A Firenze trovare casa in affitto è diventato pressoché impossibile. Nella primavera scorsa, le tende degli studenti fuori sede hanno fatto la loro comparsa, dopo Milano, anche nel capoluogo toscano: “Il diritto all’alloggio è diritto allo studio” – è lo slogan che ha segnato le rivendicazioni studentesche. I numeri parlano chiaro: per gli studenti universitari anche a Firenze sta diventando sempre più difficile, quando non impossibile, trovare un alloggio. Un rapporto dell’anno scorso di “Immobiliare Insights”, specializzata nell’analisi dei big data, segnala un aumento della domanda del 45% rispetto all’anno precedente e una crescita dei prezzi che supera il 10%. A Firenze una stanza costa meno che a Milano, in media intorno ai cinquecento euro, ma anche in questo caso gli studenti vengono respinti sempre più lontano dal centro turistificato, verso i comuni dello hinterland.
A nulla valgono a risolvere la situazione gli studentati privati, strutture dalla natura ambigua: un po’ alberghi, un po’ residenze studentesche per ospiti con capacità di spesa, un po’ rifugio elitario per lavoratori creativi, per nomadi globali, e che presentano prezzi in linea con il mercato, se non addirittura più cari. La questione è dunque grave. Gli affitti, hanno raggiunto oramai costi proibitivi compromettendo l’effettività del diritto allo studio e rendendo, di fatto, l’accesso all’istruzione universitaria sempre più un privilegio anziché un diritto costituzionalmente garantito. Rendita immobiliare, gentrificazione delle città, affitti brevi per un turismo “mordi e fuggi” che “consuma” le città, e tagli alla spesa sociale, hanno determinato una situazione oggettivamente insostenibile per strati sociali sempre più ampi, inclusi importanti settori di ceto medio, il cui declassamento aumenta a un ritmo allarmante.

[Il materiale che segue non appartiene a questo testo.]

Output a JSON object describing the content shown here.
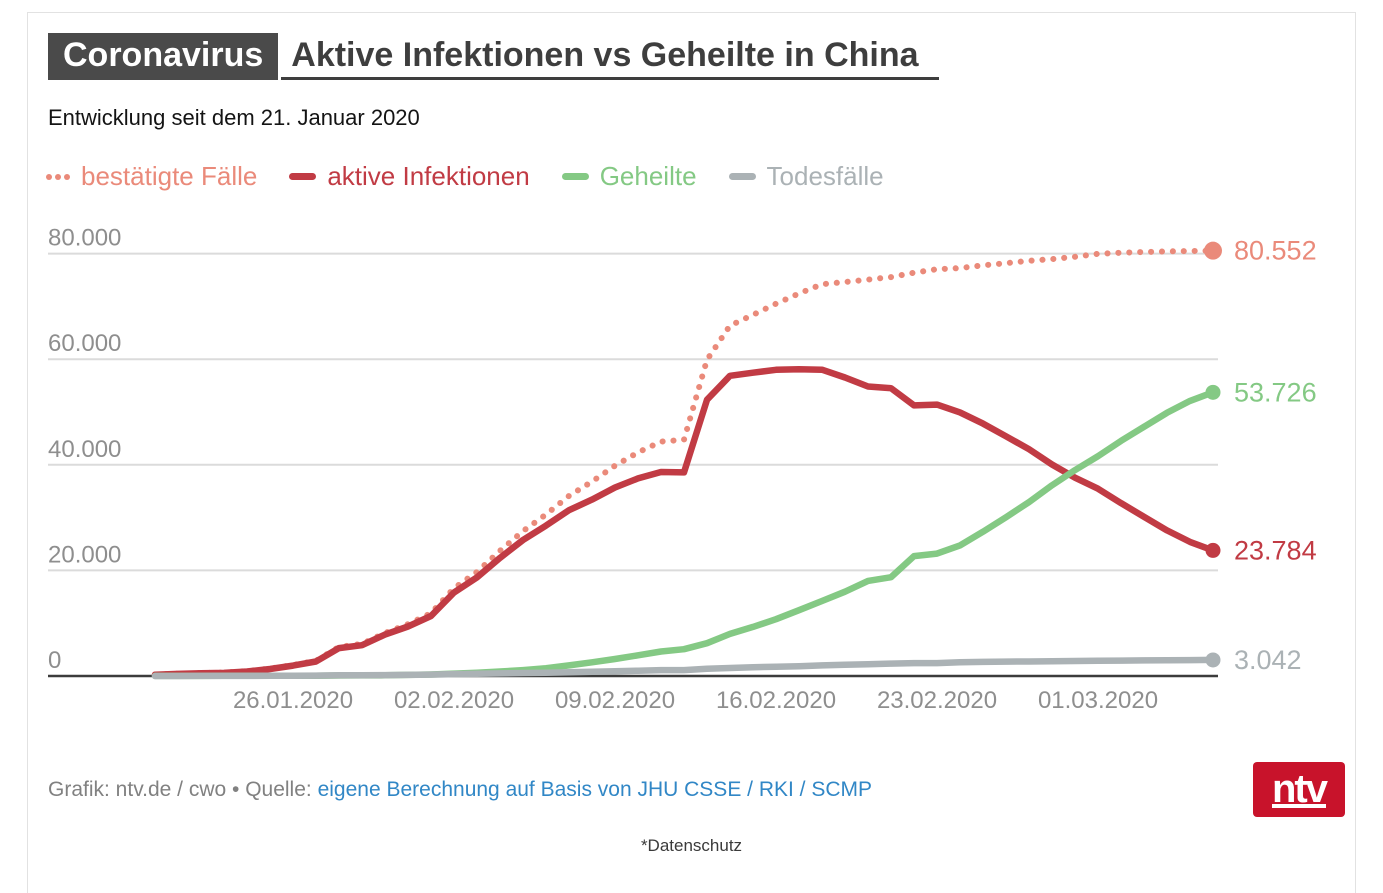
{
  "header": {
    "badge": "Coronavirus",
    "title": "Aktive Infektionen vs Geheilte in China",
    "subtitle": "Entwicklung seit dem 21. Januar 2020"
  },
  "colors": {
    "badge_bg": "#4A4A4A",
    "title_text": "#3E3E3E",
    "confirmed": "#EA8A7A",
    "active": "#C13B44",
    "recovered": "#84C984",
    "deaths": "#ABB2B5",
    "gridline": "#DBDBDB",
    "axis": "#3C3C3C",
    "tick_text": "#8E8E8E",
    "link": "#3187C6",
    "credit_text": "#818181",
    "logo_bg": "#C8132B"
  },
  "legend": [
    {
      "label": "bestätigte Fälle",
      "color": "#EA8A7A",
      "style": "dotted"
    },
    {
      "label": "aktive Infektionen",
      "color": "#C13B44",
      "style": "solid"
    },
    {
      "label": "Geheilte",
      "color": "#84C984",
      "style": "solid"
    },
    {
      "label": "Todesfälle",
      "color": "#ABB2B5",
      "style": "solid"
    }
  ],
  "chart_data": {
    "type": "line",
    "title": "Aktive Infektionen vs Geheilte in China",
    "grid": "horizontal",
    "legend_position": "top",
    "ylim": [
      0,
      80000
    ],
    "y_ticks": [
      {
        "value": 0,
        "label": "0"
      },
      {
        "value": 20000,
        "label": "20.000"
      },
      {
        "value": 40000,
        "label": "40.000"
      },
      {
        "value": 60000,
        "label": "60.000"
      },
      {
        "value": 80000,
        "label": "80.000"
      }
    ],
    "x_ticks": [
      {
        "day": 6,
        "label": "26.01.2020"
      },
      {
        "day": 13,
        "label": "02.02.2020"
      },
      {
        "day": 20,
        "label": "09.02.2020"
      },
      {
        "day": 27,
        "label": "16.02.2020"
      },
      {
        "day": 34,
        "label": "23.02.2020"
      },
      {
        "day": 41,
        "label": "01.03.2020"
      }
    ],
    "x_dates": [
      "20.01.",
      "21.01.",
      "22.01.",
      "23.01.",
      "24.01.",
      "25.01.",
      "26.01.",
      "27.01.",
      "28.01.",
      "29.01.",
      "30.01.",
      "31.01.",
      "01.02.",
      "02.02.",
      "03.02.",
      "04.02.",
      "05.02.",
      "06.02.",
      "07.02.",
      "08.02.",
      "09.02.",
      "10.02.",
      "11.02.",
      "12.02.",
      "13.02.",
      "14.02.",
      "15.02.",
      "16.02.",
      "17.02.",
      "18.02.",
      "19.02.",
      "20.02.",
      "21.02.",
      "22.02.",
      "23.02.",
      "24.02.",
      "25.02.",
      "26.02.",
      "27.02.",
      "28.02.",
      "29.02.",
      "01.03.",
      "02.03.",
      "03.03.",
      "04.03.",
      "05.03.",
      "06.03."
    ],
    "series": [
      {
        "key": "confirmed",
        "name": "bestätigte Fälle",
        "color": "#EA8A7A",
        "style": "dotted",
        "end_label": "80.552",
        "values": [
          278,
          440,
          548,
          643,
          920,
          1406,
          2075,
          2877,
          5509,
          6087,
          8141,
          9802,
          11891,
          16630,
          19716,
          23707,
          27440,
          30587,
          34110,
          36814,
          39829,
          42354,
          44386,
          44759,
          59895,
          66358,
          68413,
          70513,
          72434,
          74211,
          74619,
          75077,
          75550,
          76392,
          77042,
          77262,
          77780,
          78191,
          78630,
          78961,
          79394,
          79968,
          80174,
          80304,
          80422,
          80500,
          80552
        ]
      },
      {
        "key": "active",
        "name": "aktive Infektionen",
        "color": "#C13B44",
        "style": "solid",
        "end_label": "23.784",
        "values": [
          247,
          403,
          503,
          595,
          858,
          1325,
          1970,
          2737,
          5277,
          5834,
          7835,
          9375,
          11357,
          15806,
          18677,
          22373,
          25762,
          28477,
          31393,
          33413,
          35705,
          37424,
          38638,
          38560,
          52309,
          56860,
          57452,
          57992,
          58108,
          58002,
          56541,
          54825,
          54501,
          51251,
          51410,
          49933,
          47794,
          45389,
          42953,
          40053,
          37554,
          35470,
          32741,
          30154,
          27583,
          25391,
          23784
        ]
      },
      {
        "key": "recovered",
        "name": "Geheilte",
        "color": "#84C984",
        "style": "solid",
        "end_label": "53.726",
        "values": [
          25,
          28,
          28,
          30,
          36,
          39,
          49,
          58,
          101,
          120,
          135,
          214,
          275,
          463,
          614,
          843,
          1115,
          1477,
          1999,
          2596,
          3219,
          3918,
          4636,
          5082,
          6217,
          7977,
          9298,
          10755,
          12462,
          14206,
          15962,
          18014,
          18704,
          22699,
          23187,
          24734,
          27323,
          30084,
          32930,
          36117,
          39002,
          41625,
          44518,
          47204,
          49856,
          52094,
          53726
        ]
      },
      {
        "key": "deaths",
        "name": "Todesfälle",
        "color": "#ABB2B5",
        "style": "solid",
        "end_label": "3.042",
        "values": [
          6,
          9,
          17,
          18,
          26,
          42,
          56,
          82,
          131,
          133,
          171,
          213,
          259,
          361,
          425,
          491,
          563,
          633,
          718,
          805,
          905,
          1012,
          1112,
          1117,
          1369,
          1521,
          1663,
          1766,
          1864,
          2003,
          2116,
          2238,
          2345,
          2442,
          2445,
          2595,
          2663,
          2718,
          2747,
          2791,
          2838,
          2873,
          2915,
          2946,
          2983,
          3015,
          3042
        ]
      }
    ]
  },
  "footer": {
    "credit": "Grafik: ntv.de / cwo • Quelle:",
    "source_link": "eigene Berechnung auf Basis von JHU CSSE / RKI / SCMP",
    "privacy": "*Datenschutz",
    "logo": "ntv"
  }
}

Gli affitti inaccessibili sono dunque il sintomo più evidente di una drammatica situazione complessiva, che vede la precarizzazione della vita di molti studenti, costretti a dibattersi tra difficoltà economiche e logistiche di vario genere. Già da tempo i poveri hanno smesso di iscriversi all’università. Ora è il turno dei ceti medio-bassi? Sotto questo profilo la realtà del crescente disagio abitativo studentesco è lo specchio di una più generale condizione di impoverimento e del trionfo dei meccanismi della rendita. Ma, stando così le cose, sotto le tende è a rischio il futuro della formazione nel nostro Paese, mentre si rafforza la selezione sociale di classe, aggiungendo altri aspetti a disuguaglianze sempre più marcate e radicate, che hanno raggiunto dimensioni tali da far pensare che sarà molto difficile attenuarle con gli strumenti della politica, per non parlare di estirparle: il che richiederebbe coraggiose e titaniche riforme.